Lastly with PCMark 8, this is the first CPU that I am testing with so I didn’t have any comparison numbers at this time. I wanted to include them so you can test your own system for comparison. Future CPU reviews will have more results to compare the differences (with it replacing PCMark 7 in the future)
Specialty CPU Performance
These benchmarks are a little more focused and take a look at specific aspects of performance. For example the Cinebench benchmark is one of my favorite benchmarks because we can test overall performance as well as single core performance. This is great to be able to see because if you plan on running games or programs that are still single threaded you will never see the overall CPU performance of a 4 or 6 core CPU. Plus I am able to see what gives the highest single core performance. Currently the 4790k completely rocks this test by a large margin. Single core performance is a large jump over the 4770k and the total score is edging closer and closer to the performance numbers that the most recent 6 core CPUs put up as well.
wPrime is great for comparing pure CPU performance and is highly repeatable. The jump in performance compared to the 4770k is extremely impressive, pushing the 4790k past the 6 core 980X.
Lastly X264 HD tests encoding performance. The 4790k tops this chart because of its extremely high clock speed. This is a benchmark that favors clock speed over core count slightly, but as you can see the 4790k jumped past all three of the “modern” 6 cores from Intel in the second pass but the first pass favors multiple cores.
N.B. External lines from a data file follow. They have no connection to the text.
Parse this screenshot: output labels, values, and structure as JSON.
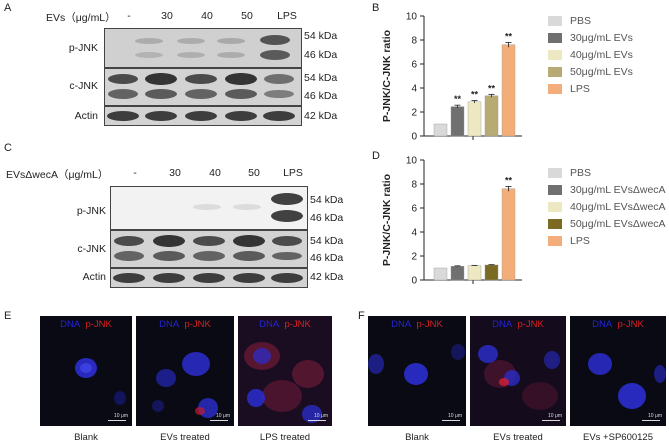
{
  "panel_a": {
    "letter": "A",
    "header_label": "EVs（μg/mL）",
    "columns": [
      "-",
      "30",
      "40",
      "50",
      "LPS"
    ],
    "rows": [
      "p-JNK",
      "c-JNK",
      "Actin"
    ],
    "kda_pjnk": [
      "54 kDa",
      "46 kDa"
    ],
    "kda_cjnk": [
      "54 kDa",
      "46 kDa"
    ],
    "kda_actin": "42 kDa"
  },
  "panel_c": {
    "letter": "C",
    "header_label": "EVsΔwecA（μg/mL）",
    "columns": [
      "-",
      "30",
      "40",
      "50",
      "LPS"
    ],
    "rows": [
      "p-JNK",
      "c-JNK",
      "Actin"
    ],
    "kda_pjnk": [
      "54 kDa",
      "46 kDa"
    ],
    "kda_cjnk": [
      "54 kDa",
      "46 kDa"
    ],
    "kda_actin": "42 kDa"
  },
  "panel_b": {
    "letter": "B",
    "legend": [
      "PBS",
      "30μg/mL EVs",
      "40μg/mL EVs",
      "50μg/mL EVs",
      "LPS"
    ]
  },
  "panel_d": {
    "letter": "D",
    "legend": [
      "PBS",
      "30μg/mL EVsΔwecA",
      "40μg/mL EVsΔwecA",
      "50μg/mL EVsΔwecA",
      "LPS"
    ]
  },
  "chart_data": [
    {
      "type": "bar",
      "categories": [
        "PBS",
        "30μg/mL EVs",
        "40μg/mL EVs",
        "50μg/mL EVs",
        "LPS"
      ],
      "values": [
        1.0,
        2.45,
        2.85,
        3.35,
        7.6
      ],
      "errors": [
        0,
        0.12,
        0.1,
        0.12,
        0.2
      ],
      "significance": [
        "",
        "**",
        "**",
        "**",
        "**"
      ],
      "colors": [
        "#d9d9d9",
        "#707070",
        "#eee8c2",
        "#b7aa72",
        "#f2ad78"
      ],
      "title": "",
      "xlabel": "",
      "ylabel": "P-JNK/C-JNK ratio",
      "ylim": [
        0,
        10
      ],
      "yticks": [
        0,
        2,
        4,
        6,
        8,
        10
      ],
      "legend_position": "right"
    },
    {
      "type": "bar",
      "categories": [
        "PBS",
        "30μg/mL EVsΔwecA",
        "40μg/mL EVsΔwecA",
        "50μg/mL EVsΔwecA",
        "LPS"
      ],
      "values": [
        1.0,
        1.15,
        1.2,
        1.25,
        7.6
      ],
      "errors": [
        0,
        0.03,
        0.02,
        0.03,
        0.2
      ],
      "significance": [
        "",
        "",
        "",
        "",
        "**"
      ],
      "colors": [
        "#d9d9d9",
        "#707070",
        "#eee8c2",
        "#7a6a22",
        "#f2ad78"
      ],
      "title": "",
      "xlabel": "",
      "ylabel": "P-JNK/C-JNK ratio",
      "ylim": [
        0,
        10
      ],
      "yticks": [
        0,
        2,
        4,
        6,
        8,
        10
      ],
      "legend_position": "right"
    }
  ],
  "panel_e": {
    "letter": "E",
    "dna_label": "DNA",
    "pjnk_label": "p-JNK",
    "scale_label": "10 μm",
    "captions": [
      "Blank",
      "EVs treated",
      "LPS  treated"
    ]
  },
  "panel_f": {
    "letter": "F",
    "dna_label": "DNA",
    "pjnk_label": "p-JNK",
    "scale_label": "10 μm",
    "captions": [
      "Blank",
      "EVs treated",
      "EVs +SP600125"
    ]
  }
}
To see how the 4790k performs in game I ran through a variety of games as well as a 3DMark benchmark to round things out. Unlike in our video card reviews where I only use the graphics score to focus specifically on the video cards performance, for CPU testing I use the Physics result to focus on the CPU performance. In this case the 4790k performed well with a noticeable jump over the 4770k but the 3970X and 4960X still pull in noticeably higher scores due to their two additional cores.
In the rest of my gaming benchmarks the results are based on overall FPS with a GTX 780 installed. Not surprisingly in most of the tests the higher clock speed helped put the 4790k at the top of ¾ of the games. In Hitman: Absolution though they have obviously optimized things to support all 6 cores of the 4960X and 3970X.